Do tego najniższa stopa bezrobocia , która osiągnęła 6,6% w marcu 2018. Nie we wszystkich branżach jest równie dobrze – brakuje pracowników wykwalifikowanych w transporcie, gdzie pracodawcy oferują umowę o pracę z podstawą wynagrodzenia rzędu 8000 złotych, budownictwie a także przy pracach prostych. Nieco gorzej jest we wschodniej części kraju. Rośnie natomiast odsetek bezrobotnych z wyższym wykształceniem, szczególnie wśród osób posiadających tzw. zawody nadwyżkowe - ekonomistów, politologów, pedagogów.
Inną metodą badania bezrobocia posługuje się Eurostat, gdzie definicja bezrobotnej osoby obejmuje poszukujących pracy przez 4 tygodnie a mogących ją podjąć w ciągu 2 tygodni. Nawet w tym ujęciu polski poziom – 4,4 procent- plasuje nas na 7 miejscu w Unii Europejskiej, gdzie średnia wartość bezrobocia to 7,1 procent.
Przewaga popytu nad podażą rąk do pracy powoduje powstanie presji na wzrost płac, który może osiągnąć 40 procent. Czy jest to realne, zwłaszcza wobec stałego wysokiego napływu nowych pracowników zza wschodniej granicy? Na przykładzie jednego regionu opolskiego możemy powiedzieć że dynamika migracji zarobkowej do Polski jest wysoka. Oto merytoryczna wypowiedź dyrektora opolskiego WUP p Jacka Suskiego:
„W 2015 roku wydaliśmy dla nich 16 tysięcy zezwoleń. W ubiegłym roku takich zezwoleń wydano 38 tysięcy, a tylko w pierwszym kwartale tego roku liczba przekroczyła dziesięć tysięcy i spodziewamy się, że do końca roku będzie to ponad 40 tysięcy”.

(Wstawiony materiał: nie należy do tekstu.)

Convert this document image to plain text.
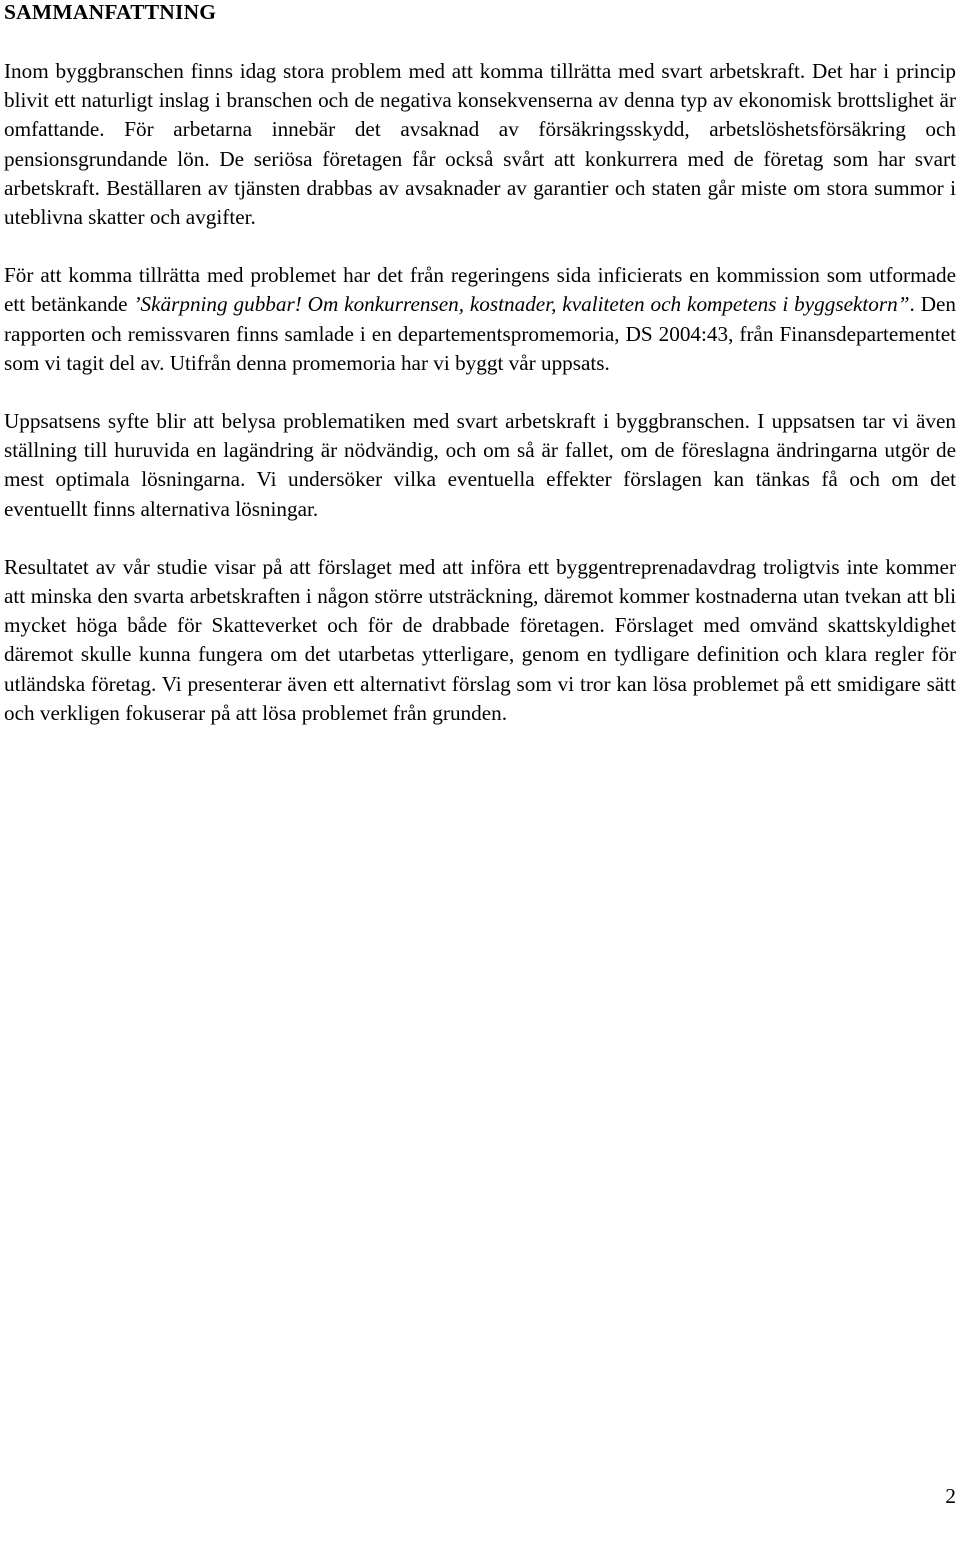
SAMMANFATTNING

Inom byggbranschen finns idag stora problem med att komma tillrätta med svart arbetskraft. Det har i princip blivit ett naturligt inslag i branschen och de negativa konsekvenserna av denna typ av ekonomisk brottslighet är omfattande. För arbetarna innebär det avsaknad av försäkringsskydd, arbetslöshetsförsäkring och pensionsgrundande lön. De seriösa företagen får också svårt att konkurrera med de företag som har svart arbetskraft. Beställaren av tjänsten drabbas av avsaknader av garantier och staten går miste om stora summor i uteblivna skatter och avgifter.

För att komma tillrätta med problemet har det från regeringens sida inficierats en kommission som utformade ett betänkande ’Skärpning gubbar! Om konkurrensen, kostnader, kvaliteten och kompetens i byggsektorn”. Den rapporten och remissvaren finns samlade i en departementspromemoria, DS 2004:43, från Finansdepartementet som vi tagit del av. Utifrån denna promemoria har vi byggt vår uppsats.

Uppsatsens syfte blir att belysa problematiken med svart arbetskraft i byggbranschen. I uppsatsen tar vi även ställning till huruvida en lagändring är nödvändig, och om så är fallet, om de föreslagna ändringarna utgör de mest optimala lösningarna. Vi undersöker vilka eventuella effekter förslagen kan tänkas få och om det eventuellt finns alternativa lösningar.

Resultatet av vår studie visar på att förslaget med att införa ett byggentreprenadavdrag troligtvis inte kommer att minska den svarta arbetskraften i någon större utsträckning, däremot kommer kostnaderna utan tvekan att bli mycket höga både för Skatteverket och för de drabbade företagen. Förslaget med omvänd skattskyldighet däremot skulle kunna fungera om det utarbetas ytterligare, genom en tydligare definition och klara regler för utländska företag. Vi presenterar även ett alternativt förslag som vi tror kan lösa problemet på ett smidigare sätt och verkligen fokuserar på att lösa problemet från grunden.

2
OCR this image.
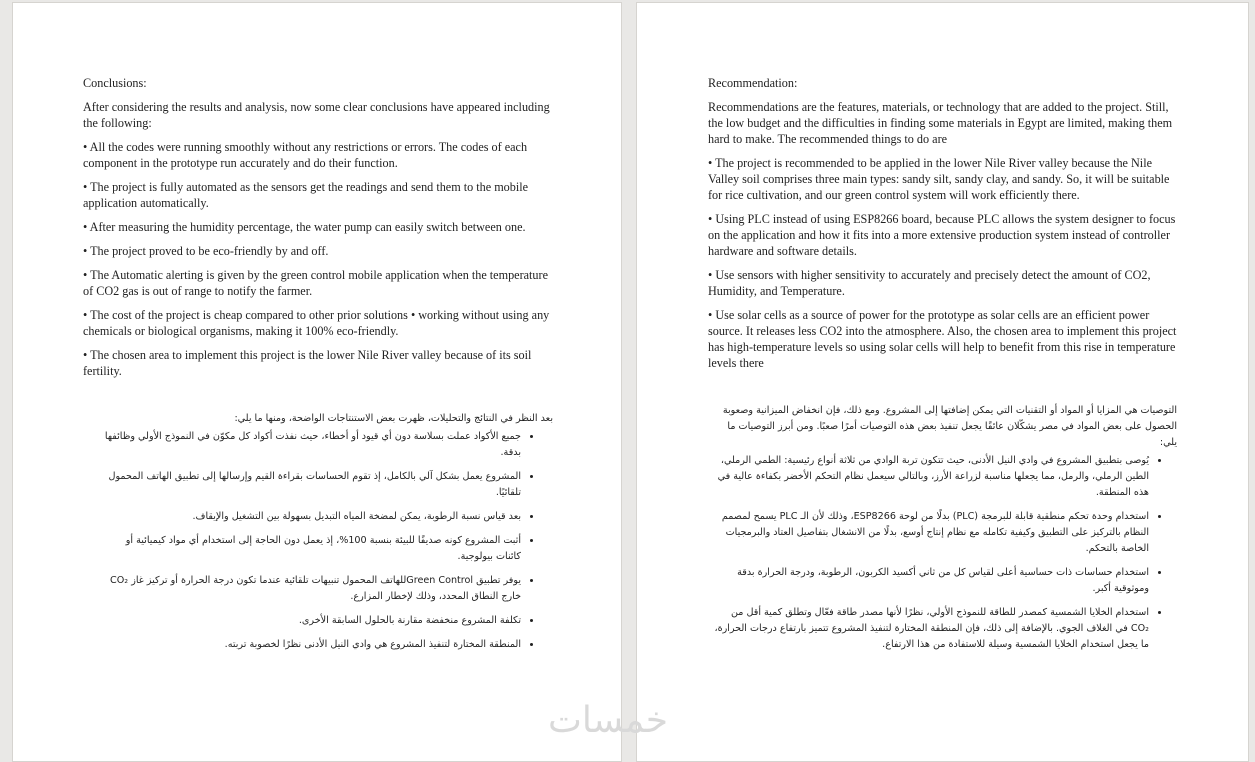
Conclusions:

After considering the results and analysis, now some clear conclusions have appeared including the following:

• All the codes were running smoothly without any restrictions or errors. The codes of each component in the prototype run accurately and do their function.

• The project is fully automated as the sensors get the readings and send them to the mobile application automatically.

• After measuring the humidity percentage, the water pump can easily switch between one.

• The project proved to be eco-friendly by and off.

• The Automatic alerting is given by the green control mobile application when the temperature of CO2 gas is out of range to notify the farmer.

• The cost of the project is cheap compared to other prior solutions • working without using any chemicals or biological organisms, making it 100% eco-friendly.

• The chosen area to implement this project is the lower Nile River valley because of its soil fertility.

بعد النظر في النتائج والتحليلات، ظهرت بعض الاستنتاجات الواضحة، ومنها ما يلي:

• جميع الأكواد عملت بسلاسة دون أي قيود أو أخطاء، حيث نفذت أكواد كل مكوّن في النموذج الأولي وظائفها بدقة.
• المشروع يعمل بشكل آلي بالكامل، إذ تقوم الحساسات بقراءة القيم وإرسالها إلى تطبيق الهاتف المحمول تلقائيًا.
• بعد قياس نسبة الرطوبة، يمكن لمضخة المياه التبديل بسهولة بين التشغيل والإيقاف.
• أثبت المشروع كونه صديقًا للبيئة بنسبة 100%، إذ يعمل دون الحاجة إلى استخدام أي مواد كيميائية أو كائنات بيولوجية.
• يوفر تطبيق Green Controlللهاتف المحمول تنبيهات تلقائية عندما تكون درجة الحرارة أو تركيز غاز CO₂ خارج النطاق المحدد، وذلك لإخطار المزارع.
• تكلفة المشروع منخفضة مقارنة بالحلول السابقة الأخرى.
• المنطقة المختارة لتنفيذ المشروع هي وادي النيل الأدنى نظرًا لخصوبة تربته.

Recommendation:

Recommendations are the features, materials, or technology that are added to the project. Still, the low budget and the difficulties in finding some materials in Egypt are limited, making them hard to make. The recommended things to do are

• The project is recommended to be applied in the lower Nile River valley because the Nile Valley soil comprises three main types: sandy silt, sandy clay, and sandy. So, it will be suitable for rice cultivation, and our green control system will work efficiently there.

• Using PLC instead of using ESP8266 board, because PLC allows the system designer to focus on the application and how it fits into a more extensive production system instead of controller hardware and software details.

• Use sensors with higher sensitivity to accurately and precisely detect the amount of CO2, Humidity, and Temperature.

• Use solar cells as a source of power for the prototype as solar cells are an efficient power source. It releases less CO2 into the atmosphere. Also, the chosen area to implement this project has high-temperature levels so using solar cells will help to benefit from this rise in temperature levels there

التوصيات هي المزايا أو المواد أو التقنيات التي يمكن إضافتها إلى المشروع. ومع ذلك، فإن انخفاض الميزانية وصعوبة الحصول على بعض المواد في مصر يشكّلان عائقًا يجعل تنفيذ بعض هذه التوصيات أمرًا صعبًا. ومن أبرز التوصيات ما يلي:

• يُوصى بتطبيق المشروع في وادي النيل الأدنى، حيث تتكون تربة الوادي من ثلاثة أنواع رئيسية: الطمي الرملي، الطين الرملي، والرمل، مما يجعلها مناسبة لزراعة الأرز، وبالتالي سيعمل نظام التحكم الأخضر بكفاءة عالية في هذه المنطقة.
• استخدام وحدة تحكم منطقية قابلة للبرمجة (PLC) بدلًا من لوحة ESP8266، وذلك لأن الـ PLC يسمح لمصمم النظام بالتركيز على التطبيق وكيفية تكامله مع نظام إنتاج أوسع، بدلًا من الانشغال بتفاصيل العتاد والبرمجيات الخاصة بالتحكم.
• استخدام حساسات ذات حساسية أعلى لقياس كل من ثاني أكسيد الكربون، الرطوبة، ودرجة الحرارة بدقة وموثوقية أكبر.
• استخدام الخلايا الشمسية كمصدر للطاقة للنموذج الأولي، نظرًا لأنها مصدر طاقة فعّال وتطلق كمية أقل من CO₂ في الغلاف الجوي. بالإضافة إلى ذلك، فإن المنطقة المختارة لتنفيذ المشروع تتميز بارتفاع درجات الحرارة، ما يجعل استخدام الخلايا الشمسية وسيلة للاستفادة من هذا الارتفاع.
خمسات
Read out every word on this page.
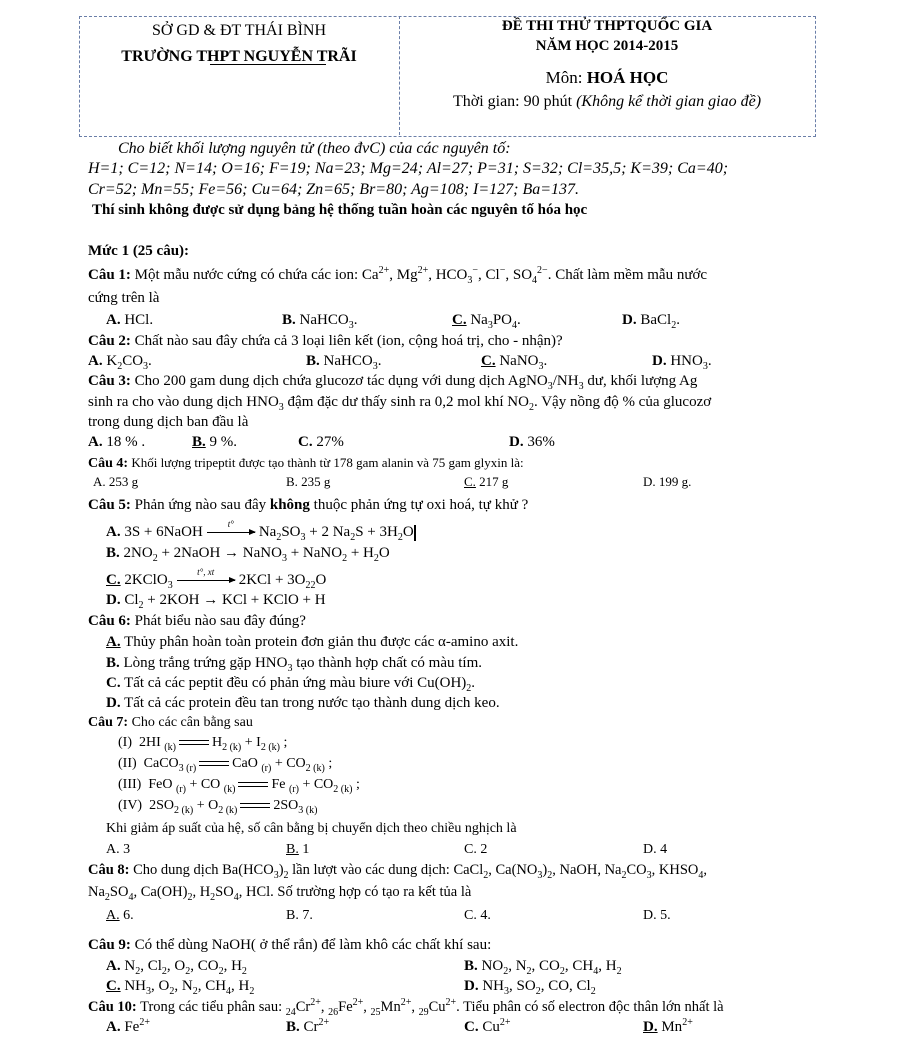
SỞ GD & ĐT THÁI BÌNH
TRƯỜNG THPT NGUYỄN TRÃI
ĐỀ THI THỬ THPTQUỐC GIA
NĂM HỌC 2014-2015
Môn: HOÁ HỌC
Thời gian: 90 phút (Không kể thời gian giao đề)
Cho biết khối lượng nguyên tử (theo đvC) của các nguyên tố:
H=1; C=12; N=14; O=16; F=19; Na=23; Mg=24; Al=27; P=31; S=32; Cl=35,5; K=39; Ca=40;
Cr=52; Mn=55; Fe=56; Cu=64; Zn=65; Br=80; Ag=108; I=127; Ba=137.
Thí sinh không được sử dụng bảng hệ thống tuần hoàn các nguyên tố hóa học
Mức 1 (25 câu):
Câu 1: Một mẫu nước cứng có chứa các ion: $Ca^{2+}$, $Mg^{2+}$, $HCO_3^-$, Cl−, $SO_4^{2-}$. Chất làm mềm mẫu nước
cứng trên là
A. HCl.	B. NaHCO$_3$.	C. $Na_3PO_4$.	D. BaCl$_2$.
Câu 2: Chất nào sau đây chứa cả 3 loại liên kết (ion, cộng hoá trị, cho - nhận)?
A. $K_2CO_3$.	B. NaHCO$_3$.	C. NaNO$_3$.	D. $HNO_3$.
Câu 3: Cho 200 gam dung dịch chứa glucozơ tác dụng với dung dịch $AgNO_3/NH_3$ dư, khối lượng Ag
sinh ra cho vào dung dịch $HNO_3$ đậm đặc dư thấy sinh ra 0,2 mol khí $NO_2$. Vậy nồng độ % của glucozơ
trong dung dịch ban đầu là
A. 18 % .	B. 9 %.	C. 27%	D. 36%
Câu 4: Khối lượng tripeptit được tạo thành từ 178 gam alanin và 75 gam glyxin là:
A. 253 g	B. 235 g	C. 217 g	D. 199 g.
Câu 5: Phản ứng nào sau đây không thuộc phản ứng tự oxi hoá, tự khử ?
A. 3S + 6NaOH	t°	$Na_2SO_3 + 2$ $Na_2S + 3H_2O$
B. $2NO_2$ + 2NaOH → NaNO$_3$ + NaNO$_2$ + $H_2O$
C. 2KClO$_3$
t°, xt	$2KCl + 3O_{22}O$
D. $Cl_2 + 2KOH$ → KCl + KClO + H
Câu 6: Phát biểu nào sau đây đúng?
A. Thủy phân hoàn toàn protein đơn giản thu được các α-amino axit.
B. Lòng trắng trứng gặp $HNO_3$ tạo thành hợp chất có màu tím.
C. Tất cả các peptit đều có phản ứng màu biure với $Cu(OH)_2$.
D. Tất cả các protein đều tan trong nước tạo thành dung dịch keo.
Câu 7: Cho các cân bằng sau
(I)  2HI $_{(k)}$	$H_{2 (k)} + I_{2 (k)}$ ;
(II)  CaCO$_{3 (r)}$	CaO $_{(r)} + CO_{2 (k)}$ ;
(III)  FeO $_{(r)}$ + CO $_{(k)}$	Fe $_{(r)} + CO_{2 (k)}$ ;
(IV)  $2SO_{2 (k)} + O_{2 (k)}$	$2SO_{3 (k)}$
Khi giảm áp suất của hệ, số cân bằng bị chuyển dịch theo chiều nghịch là
A. 3	B. 1	C. 2	D. 4
Câu 8: Cho dung dịch $Ba(HCO_3)_2$ lần lượt vào các dung dịch: CaCl$_2$, $Ca(NO_3)_2$, NaOH, $Na_2CO_3$, $KHSO_4$,
$Na_2SO_4$, $Ca(OH)_2$, $H_2SO_4$, HCl. Số trường hợp có tạo ra kết tủa là
A. 6.	B. 7.	C. 4.	D. 5.
Câu 9: Có thể dùng NaOH( ở thể rắn) để làm khô các chất khí sau:
A. $N_2$, $Cl_2$, $O_2$, $CO_2$, $H_2$	B. $NO_2$, $N_2$, $CO_2$, $CH_4$, $H_2$
C. $NH_3$, $O_2$, $N_2$, $CH_4$, $H_2$	D. $NH_3$, $SO_2$, CO, $Cl_2$
Câu 10: Trong các tiểu phân sau: $_{24}Cr^{2+}$, $_{26}Fe^{2+}$, $_{25}Mn^{2+}$, $_{29}Cu^{2+}$. Tiểu phân có số electron độc thân lớn nhất là
A. $Fe^{2+}$	B. $Cr^{2+}$	C. $Cu^{2+}$	D. $Mn^{2+}$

Widoczny w handlu, usługach czy budownictwie boom ukraiński na razie może powstrzymać w końcu jednak nieunikniony wzrost płac realnych. Doświadczenie niemieckie z płacą minimalną, bo ona jest stawką referencyjną dla całego rynku, pokazuje, iż jest to kwestia czasu.